I thought Can You Forgive Her? by Anthony Trollope was going to be my 101st book from the 1001 list, thereby pushing me to 10% read. Unfortunately, i'm still at 9.99999999% read. So close! This review may be a little spoilery so you're warned!

Alice Vavasor is a young woman who is engaged to a man really too good to be true, John Grey. Several years before Alice had "an understanding" with her cousin George (really her cousin, their fathers were brothers) but she broke off with him because he was still too wild. Alice takes a vacation with George and his sister Kate, during which she decides John is too good for her and she cannot make him happy, so she breaks up with him. Alice definitely suffers from some self-esteem problems.

At one point Alice gives her cousin George money to run for Parliament, about 1000 pounds. Various characters go on about how much money that amount is and i decided to look it up the conversion to today's dollars. I felt it was going to be about 10, maybe 15 thousand US dollars today. I was quite surprised when i discovered Alice gave George about $250,000! No wonder her father was so upset.

There are two other women who's lives we follow, Alice's Aunt Greenow, who married a very rich older man who rapidly made her a very rich widow, and Alice's other cousin Lady Glencora, a very young, rich heiress who's relatives influenced her to not marry her love, a rake Burgo Fitzgerald, and instead to marry Plantagenet Palliser, a stolid politician. I actually liked both of their stories better than Alice's. The choices available to women were so restricted, so prescribed, is it any wonder that Kate stays unmarried and independent?

A 5 from me. It was long but overall i did enjoy it. Next week I'll be starting Phineas Finn by Trollope for the same classics group and that one will for sure count on the 1001 list!

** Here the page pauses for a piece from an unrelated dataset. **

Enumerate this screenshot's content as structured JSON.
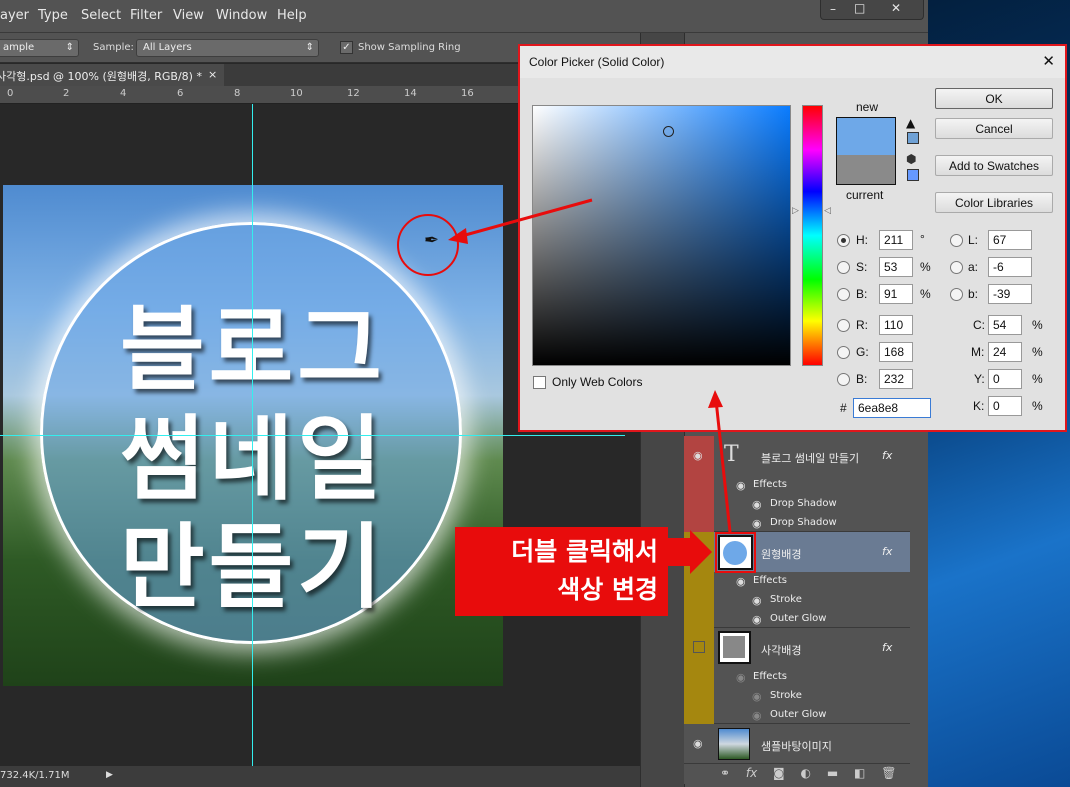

changing topics now, sorry! here's an article i completely agree with. Looting is when a conquering army takes stuff they don't need from the conquered people. An example: as much as i love the Band Of Brother series, they do a lot of looting in those last couple episodes. in an emergency situation, taking food, water, or other basic supplies is scavenging, or being resourceful, or commandeering. it isn't stealing and it isn't wrong. If there's some sort of mass disaster i'm not going to give a damn about my mp3 player or my cute shoes. if i'm dead or gone i'd be perfectly fine with someone raiding my apartment for canned goods and blankets, spare cash and candles. if it's cold let them burn all my books. Human lives are more important than things. why are governments able to get guys with guns into an area to protect things when they can't get water, food, and rescuers into the same areas?